The Bizarre Reason Steven Seagal Once Attacked John Leguizamo
It's a celebrity deathmatch for the ages. In one corner, you have Steven Seagal, a self-professed CIA operative and a man with more confirmed chicken kills under his belt than any non-Colonel celebrity of the last 50 years. In the other corner, there's Luigi. It's a fight that started nearly 25 years ago, and according to John Leguizamo, may very well lay dormant to this day — in an interview with The AV Club describing the incident, he stated that "the response from Seagal's publicist was that if he sees me on the red carpet, he's going to knock me out."
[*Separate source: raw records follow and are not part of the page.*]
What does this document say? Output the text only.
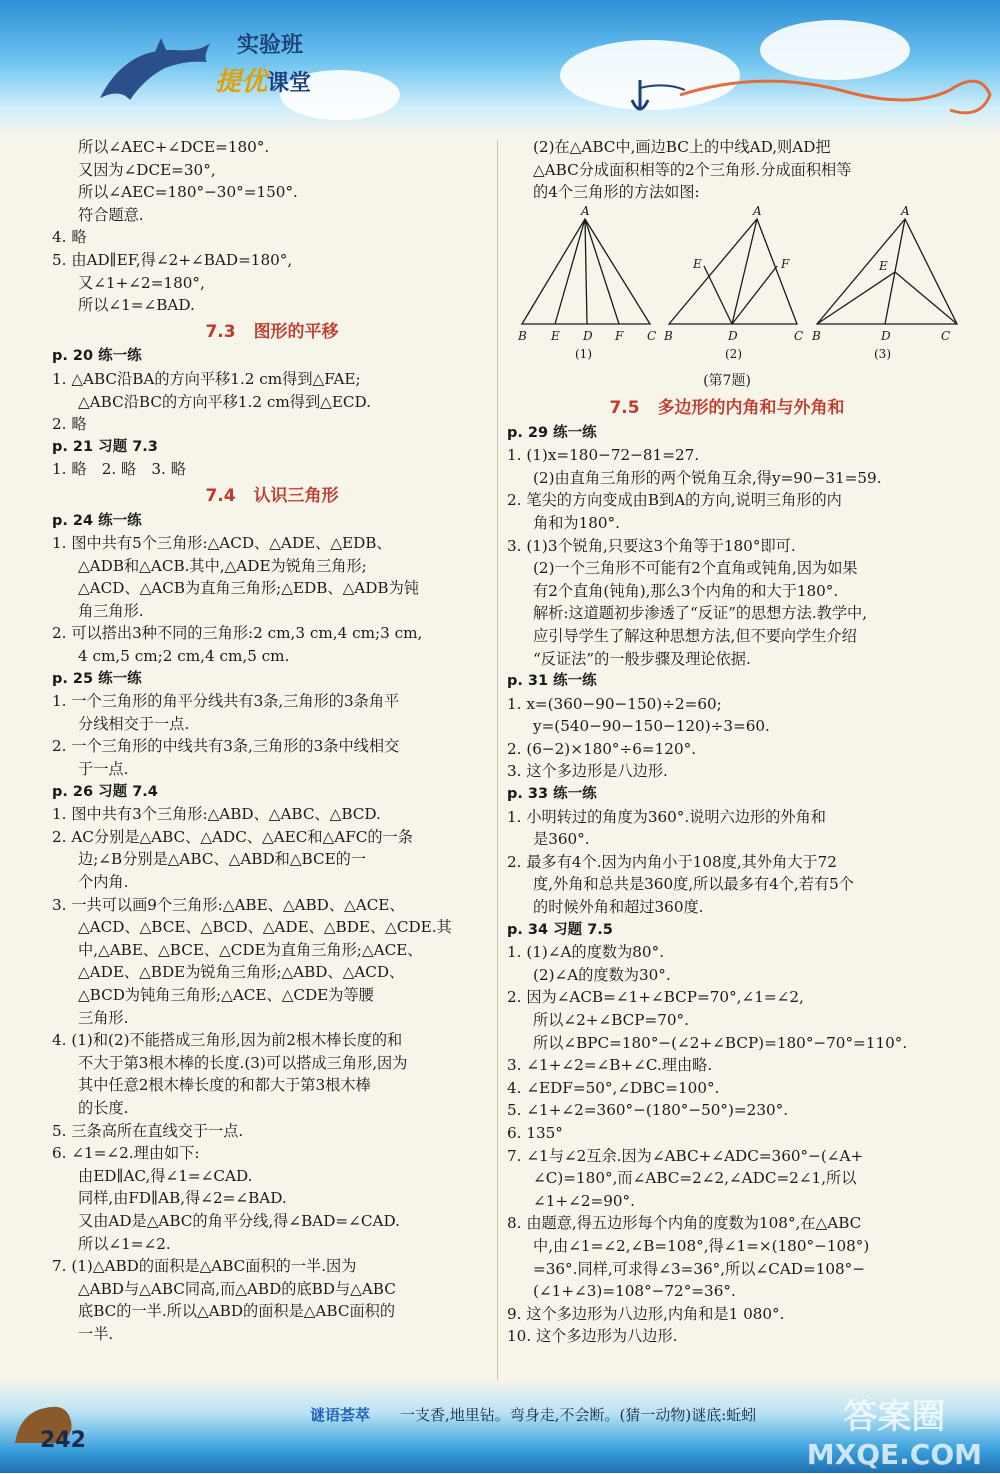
实验班
提优课堂
所以∠AEC+∠DCE=180°.
又因为∠DCE=30°,
所以∠AEC=180°−30°=150°.
符合题意.
4. 略
5. 由AD∥EF,得∠2+∠BAD=180°,
又∠1+∠2=180°,
所以∠1=∠BAD.
7.3 图形的平移
p. 20 练一练
1. △ABC沿BA的方向平移1.2 cm得到△FAE;
△ABC沿BC的方向平移1.2 cm得到△ECD.
2. 略
p. 21 习题 7.3
1. 略　2. 略　3. 略
7.4 认识三角形
p. 24 练一练
1. 图中共有5个三角形:△ACD、△ADE、△EDB、
△ADB和△ACB.其中,△ADE为锐角三角形;
△ACD、△ACB为直角三角形;△EDB、△ADB为钝
角三角形.
2. 可以搭出3种不同的三角形:2 cm,3 cm,4 cm;3 cm,
4 cm,5 cm;2 cm,4 cm,5 cm.
p. 25 练一练
1. 一个三角形的角平分线共有3条,三角形的3条角平
分线相交于一点.
2. 一个三角形的中线共有3条,三角形的3条中线相交
于一点.
p. 26 习题 7.4
1. 图中共有3个三角形:△ABD、△ABC、△BCD.
2. AC分别是△ABC、△ADC、△AEC和△AFC的一条
边;∠B分别是△ABC、△ABD和△BCE的一
个内角.
3. 一共可以画9个三角形:△ABE、△ABD、△ACE、
△ACD、△BCE、△BCD、△ADE、△BDE、△CDE.其
中,△ABE、△BCE、△CDE为直角三角形;△ACE、
△ADE、△BDE为锐角三角形;△ABD、△ACD、
△BCD为钝角三角形;△ACE、△CDE为等腰
三角形.
4. (1)和(2)不能搭成三角形,因为前2根木棒长度的和
不大于第3根木棒的长度.(3)可以搭成三角形,因为
其中任意2根木棒长度的和都大于第3根木棒
的长度.
5. 三条高所在直线交于一点.
6. ∠1=∠2.理由如下:
由ED∥AC,得∠1=∠CAD.
同样,由FD∥AB,得∠2=∠BAD.
又由AD是△ABC的角平分线,得∠BAD=∠CAD.
所以∠1=∠2.
7. (1)△ABD的面积是△ABC面积的一半.因为
△ABD与△ABC同高,而△ABD的底BD与△ABC
底BC的一半.所以△ABD的面积是△ABC面积的
一半.
(2)在△ABC中,画边BC上的中线AD,则AD把
△ABC分成面积相等的2个三角形.分成面积相等
的4个三角形的方法如图:
A
B E D F C
A
E	F
B	D	C
A
E
B	D	C
(1)	(2)	(3)
(第7题)
7.5 多边形的内角和与外角和
p. 29 练一练
1. (1)x=180−72−81=27.
(2)由直角三角形的两个锐角互余,得y=90−31=59.
2. 笔尖的方向变成由B到A的方向,说明三角形的内
角和为180°.
3. (1)3个锐角,只要这3个角等于180°即可.
(2)一个三角形不可能有2个直角或钝角,因为如果
有2个直角(钝角),那么3个内角的和大于180°.
解析:这道题初步渗透了“反证”的思想方法.教学中,
应引导学生了解这种思想方法,但不要向学生介绍
“反证法”的一般步骤及理论依据.
p. 31 练一练
1. x=(360−90−150)÷2=60;
y=(540−90−150−120)÷3=60.
2. (6−2)×180°÷6=120°.
3. 这个多边形是八边形.
p. 33 练一练
1. 小明转过的角度为360°.说明六边形的外角和
是360°.
2. 最多有4个.因为内角小于108度,其外角大于72
度,外角和总共是360度,所以最多有4个,若有5个
的时候外角和超过360度.
p. 34 习题 7.5
1. (1)∠A的度数为80°.
(2)∠A的度数为30°.
2. 因为∠ACB=∠1+∠BCP=70°,∠1=∠2,
所以∠2+∠BCP=70°.
所以∠BPC=180°−(∠2+∠BCP)=180°−70°=110°.
3. ∠1+∠2=∠B+∠C.理由略.
4. ∠EDF=50°,∠DBC=100°.
5. ∠1+∠2=360°−(180°−50°)=230°.
6. 135°
7. ∠1与∠2互余.因为∠ABC+∠ADC=360°−(∠A+
∠C)=180°,而∠ABC=2∠2,∠ADC=2∠1,所以
∠1+∠2=90°.
8. 由题意,得五边形每个内角的度数为108°,在△ABC
中,由∠1=∠2,∠B=108°,得∠1=×(180°−108°)
=36°.同样,可求得∠3=36°,所以∠CAD=108°−
(∠1+∠3)=108°−72°=36°.
9. 这个多边形为八边形,内角和是1 080°.
10. 这个多边形为八边形.
242
谜语荟萃 一支香,地里钻。弯身走,不会断。(猜一动物)谜底:蚯蚓	答案圈
MXQE.COM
It was 1995. Leguizamo was starting rehearsals for Executive Decision, an action thriller starring Kurt Russell, Halle Berry, Oliver Platt, and, deep sigh, Steven Seagal.
"The first day of rehearsal," Leguizamo recalled, "there was the director (Stuart Baird), Joe Morton, B.D. Wong, Oliver Platt—we're all big actors, we're all big boys, we're all experienced." Then Seagal walked in, apparently announcing "I'm in command. What I say is law." That's when Leguizamo made the biggest mistake that a person can make when a middle aged man with a ponytail takes himself seriously out loud — he snorted.
To Kung Fu, thanks for everything
"So I started laughing ," Leguizamo continued, "and he slammed me with an aikido elbow against a brick wall and knocked all the air out of me. I dropped to the ground, and all I could say was, (gasping) 'Why? Why?'"
Unsurprisingly, the stand up comic and future Ice Age sloth had vengeance in his heart. Also unsurprisingly, he felt uncomfortable telling Seagal that "He runs like a girl," citing the fact that he also "hits like a 6-foot-5 dude who has trained his whole life." And so he partook in that oldest and noblest of comedian revenge schemes: he snorted some more.
More specifically, he waited until Seagal was set to shoot his death scene, then soaked up every second of it. "On the days when we shot the scene where he died, I showed up so early," he said. "I wanted to see him die. It was like a fantasy."